A pergunta que se coloca é: que fatores são esses? Seguem-se os três que identifiquei, quando dei por mim a refletir neste assunto.
Fatores que influenciam as opiniões dos atletas sobre as provas de atletismo
1. A maneira como correu a prova
Se tiver corrido bem e conseguido uma boa marca, a probabilidade da pessoa em questão nos dizer que a prova é “boa de se fazer” é bem maior do que em caso contrário. As subidas parecem menos acentuadas. As descidas mais íngremes. Os percursos mais planos do que na realidade são.
Neste primeiro ponto, as caraterísticas do percurso têm muita influência. Aqui entra a prova de Estarreja que está na origem deste artigo. Passo a explicar.
Como quem não conhece é como quem não vê, quando a parte mais dura se encontra no final – altura em que, por norma, as energias já são poucas – o sofrimento é muito maior e a perceção de dureza potenciada. Inevitavelmente, isto deixa marcas psicológicas para o futuro. Salvo seja, quando sabemos o que nos espera e acondicionamos energias para esses momentos.
Por outro lado, se a prova for dura no início, altura em que ainda estamos frescos, uma má gestão não vai agravar a situação com tanta intensidade.
2. A vontade de repetir a prova e ter companhia
Os casos em que estamos em dúvida sobre uma prova, ou em que os nossos amigos assumem a iniciativa de puxar por nós para determinado evento.
Ora se alguém nos está a tentar convencer a ir, o mais natural é diminuir o mais possível as dificuldades do percurso e exagerar em tudo o que for positivo. Casos em que a opinião transmitida é conscientemente adulterada.
À partida, será sempre por uma boa causa e não haverá problema algum.
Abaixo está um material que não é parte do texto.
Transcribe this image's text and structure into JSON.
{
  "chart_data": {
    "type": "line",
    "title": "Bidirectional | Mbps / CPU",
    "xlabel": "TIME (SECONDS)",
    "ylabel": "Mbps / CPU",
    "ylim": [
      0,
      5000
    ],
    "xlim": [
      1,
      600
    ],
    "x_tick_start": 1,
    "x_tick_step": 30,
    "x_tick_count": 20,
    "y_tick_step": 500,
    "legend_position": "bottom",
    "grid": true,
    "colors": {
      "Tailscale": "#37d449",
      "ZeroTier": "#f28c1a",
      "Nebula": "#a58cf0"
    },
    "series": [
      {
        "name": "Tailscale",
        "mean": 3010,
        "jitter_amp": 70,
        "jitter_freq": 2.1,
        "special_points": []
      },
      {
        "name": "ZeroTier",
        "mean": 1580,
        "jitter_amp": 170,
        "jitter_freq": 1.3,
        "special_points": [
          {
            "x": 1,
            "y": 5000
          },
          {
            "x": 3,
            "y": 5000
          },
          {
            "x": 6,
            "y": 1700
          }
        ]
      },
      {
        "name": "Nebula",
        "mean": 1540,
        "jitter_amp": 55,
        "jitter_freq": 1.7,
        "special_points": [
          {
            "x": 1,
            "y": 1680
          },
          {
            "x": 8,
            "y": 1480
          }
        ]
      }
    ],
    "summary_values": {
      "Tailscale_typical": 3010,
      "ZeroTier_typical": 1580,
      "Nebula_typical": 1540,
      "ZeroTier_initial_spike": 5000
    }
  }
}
Por outro lado, se for um desafio bastante exigente, para a qual a pessoa possa não estar física e/ou psicologicamente preparada, aí pode surgir uma situação problemática.
3. A sobrevalorização da prestação
Situações em que a pessoa que dá opinião está mais focada em si e na prestação que teve na dita prova, do que propriamente preocupada com a responsabilidade e importância do seu feedback para a outra pessoa. Acredito que este possa ser um comportamento consciente ou inconsciente.
Nestes exemplos, o mais importante para o “atleta-transmissor” é o quão magnífica foi a sua prestação. Um tempo fantástico para um percurso terrível. Subidas piores que as da Serra da Estrela. Uma ventania tremenda. Um calor abrasador. Por vezes é mesmo assim. Outras vezes, nem por sombras.
Andamos a ser enganados por aqueles a quem pedimos feedback?
De volta à pergunta, a resposta pode variar muito. Tudo depende do fator em que se insira. Se em certas alturas a opinião fornecida pode ser um resultado inconsciente da prestação da pessoa, noutros casos pode ter ponta de interesse.
Conclusão
Prova nova? Aconselhem-se sempre com mais do que uma pessoa. Recolham toda a informação possível e, no final, “juntem as peças todas” e tirem as vossas próprias conclusões.
Ah, e não se esqueçam de deixar sempre algumas energias de lado para possíveis imprevistos na segunda metade da prova. Se for um percurso de ida e volta, sensivelmente a meio já sabem o que vos espera. Em caso contrário, nunca se sabe que surpresas (desagradáveis) vos podem bater à porta.
E lembrem-se! Estamos sempre dos dois lados da moeda. Se um dia nos sentimos mal aconselhados, no outro podemos ser nós a ludibriar os nossos amigos. Como foi dito em cima, em alguns casos não é por mal. Trata-se simplesmente da nossa opinião, influenciada pela nossa gestão e experiência adquirida em competição.